Similarity and Quality Metrics for MR Image-To-Image Translation

TL;DR

This study addresses the challenge of validating MR image‑to‑image translation by systematically benchmarking a broad suite of metrics. It compares 11 reference and 12 non‑reference metrics across 11 MR‑specific distortions and five normalization strategies, adding a downstream segmentation task to assess task‑relevant fidelity. The results reveal that SSIM and PSNR have notable weaknesses for MR synthesis, while metrics like CW‑SSIM, MSLC, NMI, and texture‑focused measures can better capture distortions; normalization choices substantially influence many scores. The authors provide practical recommendations on metric selection and reporting to improve reliability, comparability, and clinical relevance of MR image translation evaluations.

Abstract

Image-to-image translation can create large impact in medical imaging, as images can be synthetically transformed to other modalities, sequence types, higher resolutions or lower noise levels. To ensure patient safety, these methods should be validated by human readers, which requires a considerable amount of time and costs. Quantitative metrics can effectively complement such studies and provide reproducible and objective assessment of synthetic images. If a reference is available, the similarity of MR images is frequently evaluated by SSIM and PSNR metrics, even though these metrics are not or too sensitive regarding specific distortions. When reference images to compare with are not available, non-reference quality metrics can reliably detect specific distortions, such as blurriness.

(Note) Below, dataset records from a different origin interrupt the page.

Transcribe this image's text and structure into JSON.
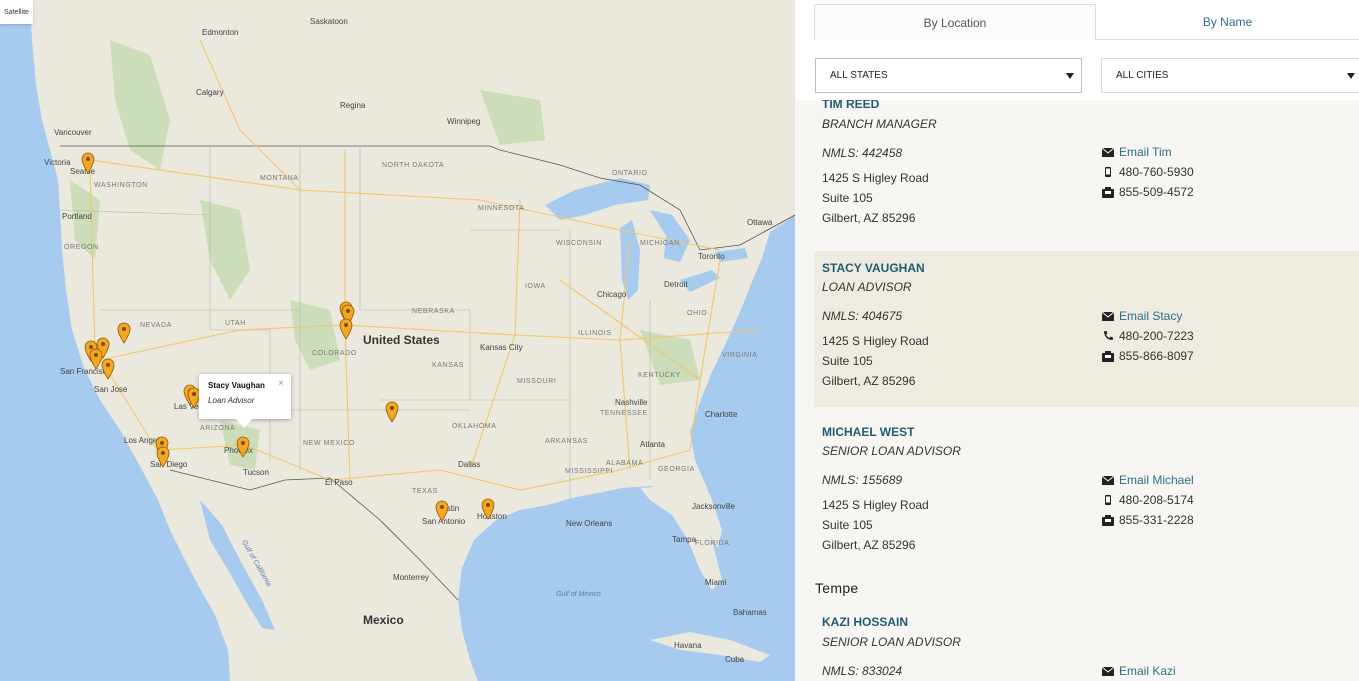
{
  "map": {
    "satellite_label": "Satellite",
    "info_window": {
      "name": "Stacy Vaughan",
      "title": "Loan Advisor",
      "close": "×"
    },
    "labels": {
      "edmonton": "Edmonton",
      "calgary": "Calgary",
      "saskatoon": "Saskatoon",
      "regina": "Regina",
      "winnipeg": "Winnipeg",
      "vancouver": "Vancouver",
      "victoria": "Victoria",
      "seattle": "Seattle",
      "portland": "Portland",
      "washington": "WASHINGTON",
      "oregon": "OREGON",
      "montana": "MONTANA",
      "north_dakota": "NORTH DAKOTA",
      "minnesota": "MINNESOTA",
      "wisconsin": "WISCONSIN",
      "michigan": "MICHIGAN",
      "ontario": "ONTARIO",
      "toronto": "Toronto",
      "ottawa": "Ottawa",
      "detroit": "Detroit",
      "chicago": "Chicago",
      "nebraska": "NEBRASKA",
      "iowa": "IOWA",
      "illinois": "ILLINOIS",
      "ohio": "OHIO",
      "united_states": "United States",
      "nevada": "NEVADA",
      "utah": "UTAH",
      "colorado": "COLORADO",
      "kansas": "KANSAS",
      "kansas_city": "Kansas City",
      "missouri": "MISSOURI",
      "kentucky": "KENTUCKY",
      "virginia": "VIRGINIA",
      "san_francisco": "San Francisco",
      "san_jose": "San Jose",
      "las_vegas": "Las Vegas",
      "los_angeles": "Los Angeles",
      "san_diego": "San Diego",
      "arizona": "ARIZONA",
      "phoenix": "Phoenix",
      "tucson": "Tucson",
      "new_mexico": "NEW MEXICO",
      "oklahoma": "OKLAHOMA",
      "arkansas": "ARKANSAS",
      "tennessee": "TENNESSEE",
      "nashville": "Nashville",
      "atlanta": "Atlanta",
      "charlotte": "Charlotte",
      "mississippi": "MISSISSIPPI",
      "alabama": "ALABAMA",
      "georgia": "GEORGIA",
      "el_paso": "El Paso",
      "dallas": "Dallas",
      "texas": "TEXAS",
      "austin": "Austin",
      "san_antonio": "San Antonio",
      "houston": "Houston",
      "new_orleans": "New Orleans",
      "jacksonville": "Jacksonville",
      "florida": "FLORIDA",
      "tampa": "Tampa",
      "miami": "Miami",
      "gulf_of_mexico": "Gulf of Mexico",
      "gulf_of_california": "Gulf of California",
      "mexico": "Mexico",
      "monterrey": "Monterrey",
      "bahamas": "Bahamas",
      "cuba": "Cuba",
      "havana": "Havana"
    }
  },
  "panel": {
    "tabs": {
      "by_location": "By Location",
      "by_name": "By Name"
    },
    "filters": {
      "states": "ALL STATES",
      "cities": "ALL CITIES"
    },
    "contacts": [
      {
        "name": "TIM REED",
        "title": "BRANCH MANAGER",
        "nmls": "NMLS: 442458",
        "address": [
          "1425 S Higley Road",
          "Suite 105",
          "Gilbert, AZ 85296"
        ],
        "email": "Email Tim",
        "phone": "480-760-5930",
        "fax": "855-509-4572",
        "phone_icon": "mobile-icon"
      },
      {
        "name": "STACY VAUGHAN",
        "title": "LOAN ADVISOR",
        "nmls": "NMLS: 404675",
        "address": [
          "1425 S Higley Road",
          "Suite 105",
          "Gilbert, AZ 85296"
        ],
        "email": "Email Stacy",
        "phone": "480-200-7223",
        "fax": "855-866-8097",
        "phone_icon": "phone-icon"
      },
      {
        "name": "MICHAEL WEST",
        "title": "SENIOR LOAN ADVISOR",
        "nmls": "NMLS: 155689",
        "address": [
          "1425 S Higley Road",
          "Suite 105",
          "Gilbert, AZ 85296"
        ],
        "email": "Email Michael",
        "phone": "480-208-5174",
        "fax": "855-331-2228",
        "phone_icon": "mobile-icon"
      }
    ],
    "city_heading": "Tempe",
    "partial_contact": {
      "name": "KAZI HOSSAIN",
      "title": "SENIOR LOAN ADVISOR",
      "nmls": "NMLS: 833024",
      "email": "Email Kazi"
    }
  },
  "colors": {
    "accent": "#2e6f86",
    "highlight_bg": "#eeece0",
    "pin": "#f5a623",
    "water": "#a6cbee"
  }
}
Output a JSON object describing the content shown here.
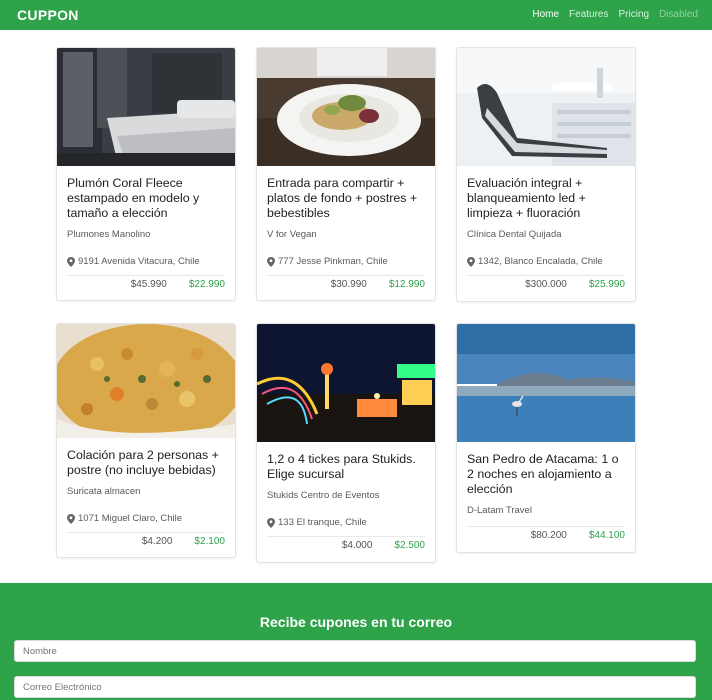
{
  "navbar": {
    "brand": "CUPPON",
    "links": [
      {
        "label": "Home",
        "state": "active"
      },
      {
        "label": "Features",
        "state": "normal"
      },
      {
        "label": "Pricing",
        "state": "normal"
      },
      {
        "label": "Disabled",
        "state": "disabled"
      }
    ]
  },
  "offers": [
    {
      "title": "Plumón Coral Fleece estampado en modelo y tamaño a elección",
      "company": "Plumones Manolino",
      "address": "9191 Avenida Vitacura, Chile",
      "price_old": "$45.990",
      "price_new": "$22.990",
      "image": "bedroom-photo"
    },
    {
      "title": "Entrada para compartir + platos de fondo + postres + bebestibles",
      "company": "V for Vegan",
      "address": "777 Jesse Pinkman, Chile",
      "price_old": "$30.990",
      "price_new": "$12.990",
      "image": "salad-plate-photo"
    },
    {
      "title": "Evaluación integral + blanqueamiento led + limpieza + fluoración",
      "company": "Clínica Dental Quijada",
      "address": "1342, Blanco Encalada, Chile",
      "price_old": "$300.000",
      "price_new": "$25.990",
      "image": "dental-chair-photo"
    },
    {
      "title": "Colación para 2 personas + postre (no incluye bebidas)",
      "company": "Suricata almacen",
      "address": "1071 Miguel Claro, Chile",
      "price_old": "$4.200",
      "price_new": "$2.100",
      "image": "food-dish-photo"
    },
    {
      "title": "1,2 o 4 tickes para Stukids. Elige sucursal",
      "company": "Stukids Centro de Eventos",
      "address": "133 El tranque, Chile",
      "price_old": "$4.000",
      "price_new": "$2.500",
      "image": "amusement-park-photo"
    },
    {
      "title": "San Pedro de Atacama: 1 o 2 noches en alojamiento a elección",
      "company": "D-Latam Travel",
      "address": "",
      "price_old": "$80.200",
      "price_new": "$44.100",
      "image": "lagoon-flamingo-photo"
    }
  ],
  "subscribe": {
    "title": "Recibe cupones en tu correo",
    "name_placeholder": "Nombre",
    "email_placeholder": "Correo Electrónico"
  },
  "colors": {
    "brand_green": "#2ea34a",
    "price_green": "#2ea34a"
  }
}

To provide an overview on distortion sensitivity, we quantitatively analyze 11 similarity (reference) and 12 quality (non-reference) metrics for assessing synthetic images. We additionally include a metric on a downstream segmentation task. We investigate the sensitivity regarding 11 kinds of distortions and typical MR artifacts, and analyze the influence of different normalization methods on each metric and distortion. Finally, we derive recommendations for effective usage of the analyzed similarity and quality metrics for evaluation of image-to-image translation models.

Figures (18)

• Figure 1: Overview of image-to-image translation and types of evaluation metrics. (1) A source image from a source domain is transformed to a prediction in the target domain by an image-to-image translation model. If a reference image is given, this also belongs to the target domain. Then there are multiple possibilities to apply metrics. (A) Reference metrics directly compare prediction and reference image. (B) Non-reference metrics can be applied to the prediction alone, but also - if available - to a reference image. Then both non-reference metric scores can be compared. As an additional option (C), the reference and the prediction can be further processed in a downstream task, i.e. a segmentation task as a second (2) step. The performance of both downstream task results is then assessed with a downstream task metric, i.e. a segmentation metric.
• Figure 2: Workflow of experiments. (1) 100 reference images were distorted with one of 11 distortions (see Sec. \ref{['sec:distortions']}) with one of five strengths. (2) The distorted images and the reference images were individually normalized with one of six normalization methods (see Sec. \ref{['sec:normalization_methods']}), including no normalization and omitting piece-wise linear (PL) normalization, which depends on a reference dataset. (A) Reference and (B) non-Reference metric scores were obtained from normalized distorted images and normalized reference images. (3) The segmentation model was applied to one normalization method only, because the fully automatic segmentation setup integrated all preprocessing steps, including Zscore normalization.
• Figure 3: Examples of distorted images for lowest strength $s=1$, up to the maximal distortion strength $s=5$. For $s=1$, the distortions are hardly visible and therefore the images appear all the same. All distorted images are displayed with the same intensity range as the reference image, i.e. the range was clipped in case of higher or lower values. The change in the image distorted by ghosting is highlighted by a green arrow. Further examples of distorted images are provided in the Supplementary Figs. S.2-S.7
• Figure S.1: Mean category assigned by the six readers for 20 initial parameter settings for each distortion.
• Figure S.2: Distorted versions of BraTS-GLI-00005-000-t1c, visualized with the intensity range of the reference image.